From that, it would follow that in the definition of "Residential Construction Work" the reference to
"home" includes the site and that brings in the disputed objects: the retaining walls, roadways, paths
and pool. Counsel for the Authority, on the other hand, urged on us the view that the word "home"
in the definition of "Residential Construction Work" must mean simply a residence. The
consequence of acceptance of that view would be that the policy relates only to loss suffered
because of failure to rectify defects in the residence or residences insured, as well as any defects
in any roofed building on the site occupied by such residence or residences.
An initial difficulty for the respondent is that the expression "home or . . . roofed building",
read naturally, conveys the idea that the only thing covered by the policy, apart from the residence
itself, is a roofed building on the site of the residence. Counsel for the respondent, however, argued
that the reason for the choice of language in the definition of "Residential Construction Work" was
that it was intended to cover, in addition to the residence and unroofed structures on its site, roofed
buildings of a non-residential character on the site. An example mentioned was a professional
office, built on the site; because of the definition of "major domestic building work", referred to
above, such an office would have to be an "associated building" - i.e. a building associated with a
home.
One reason for concluding that non-residential buildings were not what the drafter had in
mind is that it is not common to find on the same site a residence or group of residences and a
separate, commercial or professional, building. Another is that it is difficult to think of any sensible
reason why it should have been thought proper to cover certain commercial or professional buildings
but not others. A third is that if the intention was to cover not only residences but also certain
commercial or professional buildings one would have expected that intention to be more explicitly
stated. A fourth is that it is not easy to understand in what sense a commercial building could be
said to be "associated" with a home.
It was said accurately on behalf of the Authority that if the word "home" in the definition itself includes the home’s site, then the expression "on the site of a home" is inappropriate. The use of that expression is consistent with the drafter having taken the word "home" to refer only to the
residence, not its site, and is irreconcilable with the interpretation put forward by the respondent.
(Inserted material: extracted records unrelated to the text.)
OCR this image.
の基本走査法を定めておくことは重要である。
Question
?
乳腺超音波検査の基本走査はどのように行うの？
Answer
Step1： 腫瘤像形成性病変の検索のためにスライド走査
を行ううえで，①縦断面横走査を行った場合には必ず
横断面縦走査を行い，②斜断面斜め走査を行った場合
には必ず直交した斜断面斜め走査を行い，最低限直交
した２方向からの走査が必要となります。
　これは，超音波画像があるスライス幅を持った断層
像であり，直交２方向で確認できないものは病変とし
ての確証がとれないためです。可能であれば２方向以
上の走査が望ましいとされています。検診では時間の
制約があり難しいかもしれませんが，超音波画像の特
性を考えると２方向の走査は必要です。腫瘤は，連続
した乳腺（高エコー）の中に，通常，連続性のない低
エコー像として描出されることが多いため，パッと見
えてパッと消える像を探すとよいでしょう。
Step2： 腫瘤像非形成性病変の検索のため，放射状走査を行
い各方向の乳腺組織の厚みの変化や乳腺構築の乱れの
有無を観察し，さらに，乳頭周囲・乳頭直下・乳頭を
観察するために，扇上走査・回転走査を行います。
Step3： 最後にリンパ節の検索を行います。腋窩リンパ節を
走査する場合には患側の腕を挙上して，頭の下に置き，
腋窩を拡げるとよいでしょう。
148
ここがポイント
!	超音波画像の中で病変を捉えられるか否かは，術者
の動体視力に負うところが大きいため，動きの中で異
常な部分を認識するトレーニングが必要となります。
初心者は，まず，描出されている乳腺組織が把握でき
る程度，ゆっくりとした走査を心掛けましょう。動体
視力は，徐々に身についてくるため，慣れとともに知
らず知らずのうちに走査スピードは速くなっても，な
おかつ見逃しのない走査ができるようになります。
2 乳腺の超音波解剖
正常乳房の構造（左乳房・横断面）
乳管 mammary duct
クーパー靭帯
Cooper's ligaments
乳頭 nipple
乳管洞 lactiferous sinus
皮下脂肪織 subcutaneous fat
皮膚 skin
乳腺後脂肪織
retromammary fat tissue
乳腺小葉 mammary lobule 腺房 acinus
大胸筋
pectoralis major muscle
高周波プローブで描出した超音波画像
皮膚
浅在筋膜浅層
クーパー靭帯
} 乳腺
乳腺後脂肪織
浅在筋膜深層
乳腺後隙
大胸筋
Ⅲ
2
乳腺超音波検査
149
The respondent’s argument depended upon giving to the word "premises" which is in the
definition of "home" in the Act, a meaning including "all land enclosed with a building and used as
one with it for the purposes for which the building is used": R. v. City of Moorabbin; Ex parte
Kans Food Products Pty Ltd [1954] V.L.R. 465 at 474. That or something like it is the ordinary
meaning of the word, at least in a legal context, but the statutory definition of "home" only applies
to the policy if no contrary intention appears.
Here, in our view, applying the statutory definition so that any object affixed to the land and
associated with the residence is covered by the policy would achieve a result which is, judging from
the language chosen, unlikely to have been intended. It is our opinion that the expression "home or
a roofed building on the site of a home" does not include things on the site other than a home, in the
ordinary sense of the word, or (other) roofed building - and any building other than the home itself
would have to be one associated with the home.
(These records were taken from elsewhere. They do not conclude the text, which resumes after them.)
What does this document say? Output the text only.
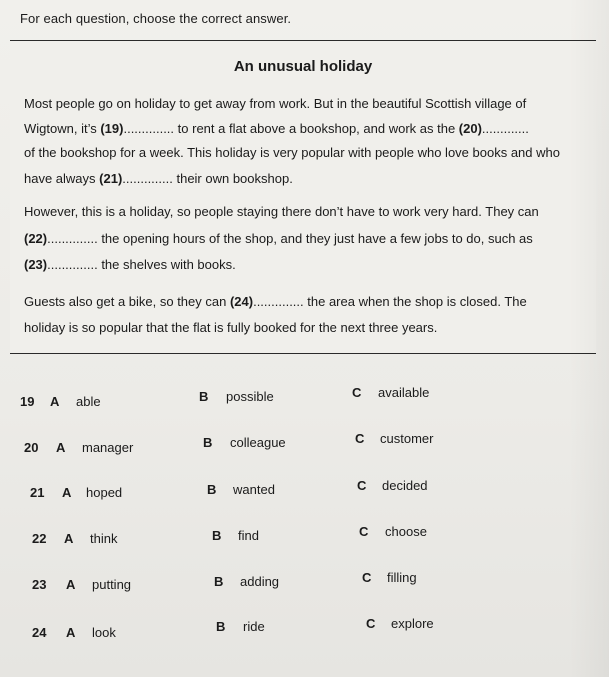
For each question, choose the correct answer.
An unusual holiday
Most people go on holiday to get away from work. But in the beautiful Scottish village of
Wigtown, it’s (19).............. to rent a flat above a bookshop, and work as the (20).............
of the bookshop for a week. This holiday is very popular with people who love books and who
have always (21).............. their own bookshop.
However, this is a holiday, so people staying there don’t have to work very hard. They can
(22).............. the opening hours of the shop, and they just have a few jobs to do, such as
(23).............. the shelves with books.
Guests also get a bike, so they can (24).............. the area when the shop is closed. The
holiday is so popular that the flat is fully booked for the next three years.
19 A able	B possible	C available
20 A manager	B colleague	C customer
21 A hoped	B wanted	C decided
22 A think	B find	C choose
23 A putting	B adding	C filling
24 A look	B ride	C explore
There was some discussion about marginal cases such as sewerage connections, but it is
unnecessary comprehensively to decide all disputes likely to arise as to the meaning of the word
"home" in the definition. The disputed objects were rightly held, in the Tribunal’s decision, to be
excluded from the policy cover.
The orders we make are as follows:
1. Appeal allowed with costs.
2. Set aside orders made by the District Court, except that giving leave to appeal.
3. Order in lieu that the appeal to that Court be dismissed with costs.